Anche se la terapia antiretrovirale di combinazione (cART) ha una grande efficacia, per trovare farmaci che eradichino definitivamente o funzionalmente il virus HIV si devono prima capire i dettagli molecolari dell’infezione e della sua interazione con il sistema immunitario. Decifrare il ruolo dei macrofagi e dei loro precursori è essenziale nella lotta contro i virus, come abbiamo imparato in questi ultimi mesi. Fortunatamente, la ricerca su HIV è ancora vivace, anche se i suoi finanziamenti diminuiscono di pari passo con la risonanza pubblica dell’argomento, nonostante che ogni anno aumenti il numero di nuove infezioni; ogni due anni, la comunità scientifica si dà appuntamento a Miami per fare il punto della situazione. 
La cART non riesce a stanare il virus dalle cellule nel cui genoma si è integrato, ancora infettivo; quando la terapia viene sospesa, il virus torna a replicarsi, rendendo il suo ospite in grado di trasmettere ad altri l’infezione per via sessuale, ematica, o con l’allattamento al seno. Possono fungere da serbatoio non solo i linfociti CD4+, ma anche i macrofagi, che vengono infettati con il legame del virus a recettori situati sulla membrana cellulare: sofisticate tecniche di imaging con virus fluorescente hanno dimostrato, nei macachi, che, quando viene sospesa la terapia, l'infezione riparte in cellule mieloidi precursori dei macrofagi presenti nell'intestino crasso o circolanti nel sangue, che esprimono in superficie la molecola NCAM (nerual cell adhesion molecule), al pari dei neuroni, della glia e delle cellule muscolari scheletriche. L'infezione dei macrofagi, infatti, ha un ruolo particolare nel danneggiare il sistema nervoso centrale. Inoltre, essa nasconde il virus ad anticorpi e farmaci.
Uno dei meccanismi di persistenza dell’infezione virale è legato all’integrazione del virus nel genoma cellulare; oggi è possibile non solo usare il sito d’integrazione virale nel genoma cellulare come marcatore specifico dell’infezione, ma anche stabilire se queste cellule siano in grado di espandersi. Il meccanismo con cui lo fanno pare essere la stimolazione antigenica da parte di agenti infettivi comuni e diffusi all’interno della popolazione sieropositiva. 
Gli sforzi dei ricercatori sono indirizzati a una terapia genica che miri a bloccare la produzione di nuove particelle virali infettanti senza eliminare completamente dall’organismo le cellule in cui sono nascoste: si opera per sviluppo di terapie one-shot, che impediscano per molti mesi la ricomparsa del virus con un’unica somministrazione, in sostituzione della terapia quotidiana. (Simonetta Pagliani)

Introduzione

Ogni due anni, la comunità scientifica impegnata nella ricerca di una cura per HIV, ovvero per eradicare l’infezione, si ritrova a Miami per fare il punto della situazione. Negli ultimi anni, il concetto di cura è stato declinato in quello di “cura funzionale”, ossia l'abbassamento del numero di cellule infettate con virus al di sotto della soglia necessaria a riaccenderne la replicazione quando si sospende la terapia antiretrovirale di combinazione (cART) o in “remissione a lungo termine” (in assenza di cART). È infatti acquisito che, nonostante la sua potenza ed efficacia, la cART non intacchi i serbatoi (reservoir) di cellule portatrici che nascondono il virus, integrato nel loro genoma ma ancora infettivo. Quando la terapia viene sospesa, il virus inizia nuovamente a replicarsi, rendendo la persona in grado di trasmettere ad altri l’infezione per via sessuale, mediante scambio di sangue o emoderivati contaminati, o con l’allattamento al seno.

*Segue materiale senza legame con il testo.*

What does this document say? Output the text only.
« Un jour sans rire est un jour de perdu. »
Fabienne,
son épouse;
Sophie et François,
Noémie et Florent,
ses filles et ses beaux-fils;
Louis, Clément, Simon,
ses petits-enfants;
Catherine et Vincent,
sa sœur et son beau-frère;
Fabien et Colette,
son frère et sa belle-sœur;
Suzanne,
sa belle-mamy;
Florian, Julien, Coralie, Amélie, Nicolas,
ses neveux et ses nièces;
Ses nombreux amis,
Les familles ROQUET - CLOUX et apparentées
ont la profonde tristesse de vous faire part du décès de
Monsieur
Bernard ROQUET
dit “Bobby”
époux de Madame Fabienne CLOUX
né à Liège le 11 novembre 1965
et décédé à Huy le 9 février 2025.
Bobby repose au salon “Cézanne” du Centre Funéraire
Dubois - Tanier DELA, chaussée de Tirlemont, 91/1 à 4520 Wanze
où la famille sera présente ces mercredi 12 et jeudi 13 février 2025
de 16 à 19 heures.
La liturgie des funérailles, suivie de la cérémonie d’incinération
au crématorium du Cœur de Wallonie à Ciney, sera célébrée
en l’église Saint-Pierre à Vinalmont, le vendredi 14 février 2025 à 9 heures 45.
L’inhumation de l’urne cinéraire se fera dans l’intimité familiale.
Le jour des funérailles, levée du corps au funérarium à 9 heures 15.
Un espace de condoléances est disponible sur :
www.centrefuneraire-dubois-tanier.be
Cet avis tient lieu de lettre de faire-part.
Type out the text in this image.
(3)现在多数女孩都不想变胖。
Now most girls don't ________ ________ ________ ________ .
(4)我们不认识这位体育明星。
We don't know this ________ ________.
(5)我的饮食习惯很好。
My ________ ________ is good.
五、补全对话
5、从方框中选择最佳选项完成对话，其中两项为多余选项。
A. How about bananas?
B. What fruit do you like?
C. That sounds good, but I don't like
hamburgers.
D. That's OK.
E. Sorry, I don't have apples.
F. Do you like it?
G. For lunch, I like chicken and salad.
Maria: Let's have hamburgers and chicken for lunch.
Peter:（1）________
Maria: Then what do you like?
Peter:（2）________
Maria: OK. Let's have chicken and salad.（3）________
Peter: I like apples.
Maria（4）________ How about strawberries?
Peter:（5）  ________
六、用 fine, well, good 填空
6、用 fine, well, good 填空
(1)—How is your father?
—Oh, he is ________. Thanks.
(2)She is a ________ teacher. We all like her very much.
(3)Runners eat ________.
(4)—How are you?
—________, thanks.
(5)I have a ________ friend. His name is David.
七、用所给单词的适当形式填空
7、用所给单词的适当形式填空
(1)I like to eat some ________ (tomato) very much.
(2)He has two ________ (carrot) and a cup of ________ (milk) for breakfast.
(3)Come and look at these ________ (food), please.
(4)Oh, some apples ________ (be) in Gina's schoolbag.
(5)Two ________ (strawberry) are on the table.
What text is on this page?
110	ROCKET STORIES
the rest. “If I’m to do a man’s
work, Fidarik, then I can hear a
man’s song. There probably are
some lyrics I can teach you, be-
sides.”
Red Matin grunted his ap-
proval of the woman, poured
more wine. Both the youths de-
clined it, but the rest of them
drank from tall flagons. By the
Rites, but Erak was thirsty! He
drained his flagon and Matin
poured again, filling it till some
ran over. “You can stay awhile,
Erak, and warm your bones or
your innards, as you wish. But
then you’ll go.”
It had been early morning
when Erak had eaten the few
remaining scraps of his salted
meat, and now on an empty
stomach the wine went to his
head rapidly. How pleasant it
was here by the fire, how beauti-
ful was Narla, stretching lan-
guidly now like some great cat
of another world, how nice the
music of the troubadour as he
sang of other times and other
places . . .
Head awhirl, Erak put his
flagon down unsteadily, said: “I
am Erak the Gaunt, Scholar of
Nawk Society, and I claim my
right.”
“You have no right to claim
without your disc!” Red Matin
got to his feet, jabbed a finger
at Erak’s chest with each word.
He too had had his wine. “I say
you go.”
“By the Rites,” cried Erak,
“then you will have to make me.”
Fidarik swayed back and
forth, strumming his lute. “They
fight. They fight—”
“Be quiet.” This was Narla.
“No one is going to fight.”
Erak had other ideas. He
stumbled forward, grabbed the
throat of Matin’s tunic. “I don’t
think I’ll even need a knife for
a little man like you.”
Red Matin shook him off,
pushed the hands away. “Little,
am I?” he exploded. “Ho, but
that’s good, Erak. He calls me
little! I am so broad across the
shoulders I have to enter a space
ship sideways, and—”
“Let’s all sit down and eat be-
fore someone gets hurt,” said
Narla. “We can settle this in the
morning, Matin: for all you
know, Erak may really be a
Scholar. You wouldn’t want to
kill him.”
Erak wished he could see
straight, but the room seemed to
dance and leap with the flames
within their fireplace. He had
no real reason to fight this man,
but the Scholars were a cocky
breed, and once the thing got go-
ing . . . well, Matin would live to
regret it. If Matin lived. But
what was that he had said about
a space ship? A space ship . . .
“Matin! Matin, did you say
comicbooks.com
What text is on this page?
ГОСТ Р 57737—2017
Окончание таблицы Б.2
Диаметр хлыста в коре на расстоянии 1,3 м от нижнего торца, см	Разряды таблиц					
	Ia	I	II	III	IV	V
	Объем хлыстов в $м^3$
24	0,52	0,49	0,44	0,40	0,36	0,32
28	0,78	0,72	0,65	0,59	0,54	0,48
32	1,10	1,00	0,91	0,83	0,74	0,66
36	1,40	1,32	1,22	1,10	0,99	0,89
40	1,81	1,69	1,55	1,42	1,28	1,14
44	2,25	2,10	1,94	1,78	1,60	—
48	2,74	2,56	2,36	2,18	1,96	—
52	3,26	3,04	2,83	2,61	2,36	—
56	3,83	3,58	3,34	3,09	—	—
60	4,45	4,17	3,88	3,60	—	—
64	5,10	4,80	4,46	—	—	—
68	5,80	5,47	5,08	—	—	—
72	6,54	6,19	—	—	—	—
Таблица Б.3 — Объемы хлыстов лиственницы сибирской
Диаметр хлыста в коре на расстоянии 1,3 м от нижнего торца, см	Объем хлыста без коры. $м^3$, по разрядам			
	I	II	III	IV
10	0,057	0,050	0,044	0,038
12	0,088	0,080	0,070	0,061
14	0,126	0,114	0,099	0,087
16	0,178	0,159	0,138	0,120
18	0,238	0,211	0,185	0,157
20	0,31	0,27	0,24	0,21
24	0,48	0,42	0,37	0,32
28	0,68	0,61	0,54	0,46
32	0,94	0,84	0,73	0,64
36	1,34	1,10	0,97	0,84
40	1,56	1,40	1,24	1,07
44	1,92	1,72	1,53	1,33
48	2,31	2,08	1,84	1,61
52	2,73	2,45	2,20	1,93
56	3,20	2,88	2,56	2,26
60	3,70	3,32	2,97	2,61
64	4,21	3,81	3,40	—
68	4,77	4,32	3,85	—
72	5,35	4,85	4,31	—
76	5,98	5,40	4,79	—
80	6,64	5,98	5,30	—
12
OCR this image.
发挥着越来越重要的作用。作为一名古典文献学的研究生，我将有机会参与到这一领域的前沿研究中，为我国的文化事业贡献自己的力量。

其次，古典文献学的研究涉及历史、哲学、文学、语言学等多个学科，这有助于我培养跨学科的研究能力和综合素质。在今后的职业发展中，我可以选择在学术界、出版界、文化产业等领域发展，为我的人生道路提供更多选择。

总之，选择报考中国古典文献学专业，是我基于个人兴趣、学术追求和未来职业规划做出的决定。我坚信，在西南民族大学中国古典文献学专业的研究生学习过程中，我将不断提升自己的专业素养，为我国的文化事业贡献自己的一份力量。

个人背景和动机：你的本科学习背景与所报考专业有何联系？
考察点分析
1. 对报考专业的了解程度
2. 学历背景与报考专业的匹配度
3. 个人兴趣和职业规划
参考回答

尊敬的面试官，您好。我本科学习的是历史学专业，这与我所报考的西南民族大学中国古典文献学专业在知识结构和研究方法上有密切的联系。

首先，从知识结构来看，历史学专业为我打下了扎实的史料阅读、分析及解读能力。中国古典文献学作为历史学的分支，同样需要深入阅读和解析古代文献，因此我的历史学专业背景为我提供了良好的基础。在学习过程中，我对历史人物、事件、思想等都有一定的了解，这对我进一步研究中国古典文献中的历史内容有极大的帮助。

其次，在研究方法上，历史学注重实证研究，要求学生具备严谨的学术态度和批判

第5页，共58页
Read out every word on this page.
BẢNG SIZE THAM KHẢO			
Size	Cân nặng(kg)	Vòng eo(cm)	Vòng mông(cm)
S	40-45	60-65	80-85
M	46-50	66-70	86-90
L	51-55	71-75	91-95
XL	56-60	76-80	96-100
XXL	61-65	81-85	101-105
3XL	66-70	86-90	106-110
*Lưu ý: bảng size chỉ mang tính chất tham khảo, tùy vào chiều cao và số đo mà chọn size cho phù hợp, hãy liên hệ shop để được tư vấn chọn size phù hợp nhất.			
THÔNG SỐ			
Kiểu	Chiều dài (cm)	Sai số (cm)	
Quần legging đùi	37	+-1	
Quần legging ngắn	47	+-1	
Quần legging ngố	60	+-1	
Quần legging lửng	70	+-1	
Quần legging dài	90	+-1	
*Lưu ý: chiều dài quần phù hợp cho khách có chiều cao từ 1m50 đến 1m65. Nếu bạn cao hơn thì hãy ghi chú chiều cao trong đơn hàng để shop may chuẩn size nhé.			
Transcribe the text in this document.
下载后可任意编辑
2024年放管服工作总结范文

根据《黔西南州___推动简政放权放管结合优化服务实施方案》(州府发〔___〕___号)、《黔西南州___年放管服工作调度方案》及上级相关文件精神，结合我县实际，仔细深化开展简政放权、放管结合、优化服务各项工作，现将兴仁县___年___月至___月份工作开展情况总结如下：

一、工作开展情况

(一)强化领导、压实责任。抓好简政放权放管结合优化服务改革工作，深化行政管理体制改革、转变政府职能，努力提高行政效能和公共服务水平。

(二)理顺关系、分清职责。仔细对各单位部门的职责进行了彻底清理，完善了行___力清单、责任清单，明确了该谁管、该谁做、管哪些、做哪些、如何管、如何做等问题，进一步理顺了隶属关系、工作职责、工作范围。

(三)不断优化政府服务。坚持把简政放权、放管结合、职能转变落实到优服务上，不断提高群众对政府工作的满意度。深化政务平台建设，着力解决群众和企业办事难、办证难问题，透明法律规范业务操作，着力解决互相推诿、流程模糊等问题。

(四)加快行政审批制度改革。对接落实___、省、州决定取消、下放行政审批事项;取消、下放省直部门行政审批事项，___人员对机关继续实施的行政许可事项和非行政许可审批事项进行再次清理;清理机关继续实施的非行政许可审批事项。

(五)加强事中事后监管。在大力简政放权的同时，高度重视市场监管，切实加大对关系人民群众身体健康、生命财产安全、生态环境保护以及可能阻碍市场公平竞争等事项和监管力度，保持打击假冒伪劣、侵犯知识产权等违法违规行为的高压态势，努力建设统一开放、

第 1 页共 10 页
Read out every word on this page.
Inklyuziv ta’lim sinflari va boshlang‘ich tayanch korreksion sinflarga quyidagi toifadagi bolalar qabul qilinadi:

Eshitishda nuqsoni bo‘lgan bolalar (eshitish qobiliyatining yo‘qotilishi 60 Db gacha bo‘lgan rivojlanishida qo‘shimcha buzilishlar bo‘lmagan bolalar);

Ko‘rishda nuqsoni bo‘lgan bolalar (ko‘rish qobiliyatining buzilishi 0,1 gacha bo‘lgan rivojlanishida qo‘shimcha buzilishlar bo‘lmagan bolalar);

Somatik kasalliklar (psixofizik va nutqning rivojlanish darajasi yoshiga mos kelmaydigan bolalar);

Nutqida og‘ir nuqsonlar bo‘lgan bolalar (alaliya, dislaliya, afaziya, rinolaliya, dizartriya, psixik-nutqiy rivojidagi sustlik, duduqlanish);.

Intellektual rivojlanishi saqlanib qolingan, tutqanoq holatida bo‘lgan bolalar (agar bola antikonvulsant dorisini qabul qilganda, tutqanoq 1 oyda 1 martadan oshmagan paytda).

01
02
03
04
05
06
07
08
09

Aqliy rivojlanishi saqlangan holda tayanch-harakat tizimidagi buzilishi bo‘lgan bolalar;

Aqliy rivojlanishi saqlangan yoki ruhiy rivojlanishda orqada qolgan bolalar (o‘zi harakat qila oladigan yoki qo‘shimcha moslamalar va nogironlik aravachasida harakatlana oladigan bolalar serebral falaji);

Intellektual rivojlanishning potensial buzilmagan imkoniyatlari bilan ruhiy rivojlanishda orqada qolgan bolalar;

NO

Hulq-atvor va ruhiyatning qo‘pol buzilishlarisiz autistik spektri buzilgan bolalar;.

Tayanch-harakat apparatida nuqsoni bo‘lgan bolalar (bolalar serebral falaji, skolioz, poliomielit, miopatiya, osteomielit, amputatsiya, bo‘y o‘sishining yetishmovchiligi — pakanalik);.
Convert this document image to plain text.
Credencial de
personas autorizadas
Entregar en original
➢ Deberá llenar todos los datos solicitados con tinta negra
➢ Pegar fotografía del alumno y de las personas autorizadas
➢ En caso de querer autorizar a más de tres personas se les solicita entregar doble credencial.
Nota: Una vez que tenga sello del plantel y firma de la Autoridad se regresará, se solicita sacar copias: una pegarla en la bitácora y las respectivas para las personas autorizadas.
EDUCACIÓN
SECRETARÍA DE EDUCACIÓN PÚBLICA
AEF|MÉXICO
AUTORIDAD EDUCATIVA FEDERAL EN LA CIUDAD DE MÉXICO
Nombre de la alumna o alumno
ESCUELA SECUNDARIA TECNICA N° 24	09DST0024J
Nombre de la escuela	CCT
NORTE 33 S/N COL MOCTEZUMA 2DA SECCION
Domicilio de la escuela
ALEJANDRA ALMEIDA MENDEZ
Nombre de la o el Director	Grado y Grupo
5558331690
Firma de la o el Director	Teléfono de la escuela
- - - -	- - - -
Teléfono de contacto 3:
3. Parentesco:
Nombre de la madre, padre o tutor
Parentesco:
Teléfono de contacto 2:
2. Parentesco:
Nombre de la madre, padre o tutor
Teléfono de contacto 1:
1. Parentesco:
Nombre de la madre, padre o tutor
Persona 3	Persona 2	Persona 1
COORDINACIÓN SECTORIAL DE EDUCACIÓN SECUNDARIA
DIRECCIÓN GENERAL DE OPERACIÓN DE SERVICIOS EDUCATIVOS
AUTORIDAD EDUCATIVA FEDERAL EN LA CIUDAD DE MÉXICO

La novità di fondo dell'ultimo meeting di Miami del dicembre scorso è stato il “rinascimento” di un concetto meno esclusivo di serbatoio (reservoir) in cui non solo i linfociti CD4+, ma anche i macrofagi (cellule del sistema immunitario presenti in diversi tessuti dell'organismo) sono infettate da virus. Si ripropone quindi il tema dell’eterogeneità dei serbatoi virali resistenti alla terapia. L’infezione dei macrofagi avviene, come per i linfociti T, con il legame del virus alla molecola CD4 e un co-recettore (prevalentemente CCR5), entrambi presenti sulla membrana cellulare.

L'infezione dei macrofagi ha però alcune caratteristiche particolari, tra cui:

  1. è fondamentale nell’infezione nel sistema nervoso centrale, a causa della quale, in assenza di terapia, il paziente può andare incontro a un’encefalite mortale (unico caso di letalità diretta da HIV)
  2. i macrofagi non muoiono come conseguenza dell’infezione (risultati in vitro), né vanno incontro a diminuzione (risultati in vivo)
  3. si fa strada l’ipotesi che i macrofagi rappresentino dei “cavalli di Troia” del virus, nascondendolo ad anticorpi e farmaci che hanno difficoltà di accesso a questi compartimenti

L'infezione riparte nei macrofagi

Una sperimentazione sui macachi ha mostrato che quando viene sospesa la terapia l'infezione riparte nei precursori dei macrofagi nell'intestino. Un altro studio ha osservato l'infezione da parte di HIV in un altro tipo di precursore dei macrofagi circolante nel sangue

Partendo da queste conoscenze ben consolidate da tempo, Tom Hope (Department of Cell and Molecular Biology, Feinberg School of Medicine, Northwestern University, Chicago, ha presentato prove in un modello sperimentale di macachi infettati col virus SIVmac239 a sostegno di un ruolo centrale dei macrofagi tissutali nel fenomeno di rebound (rimbalzo) della viremia alla sospensione della cART. Applicando sofisticate tecniche di imaging e un virus fluorescente, Hope ha osservato che la principale sede anatomica di rebound è l’intestino crasso (cieco, colon e retto), osservazione in linea con precedenti studi. La novità di questo studio è stata che la fonte cellulare di virus “rimbalzante” non erano i linfociti T CD4+, bensì cellule mieloidi (precursori dei macrofagi e di altre cellule del sangue) che esprimono in superficie la molecola CD56 (nerual cell adhesion molecule), la cui precisa definizione è in corso.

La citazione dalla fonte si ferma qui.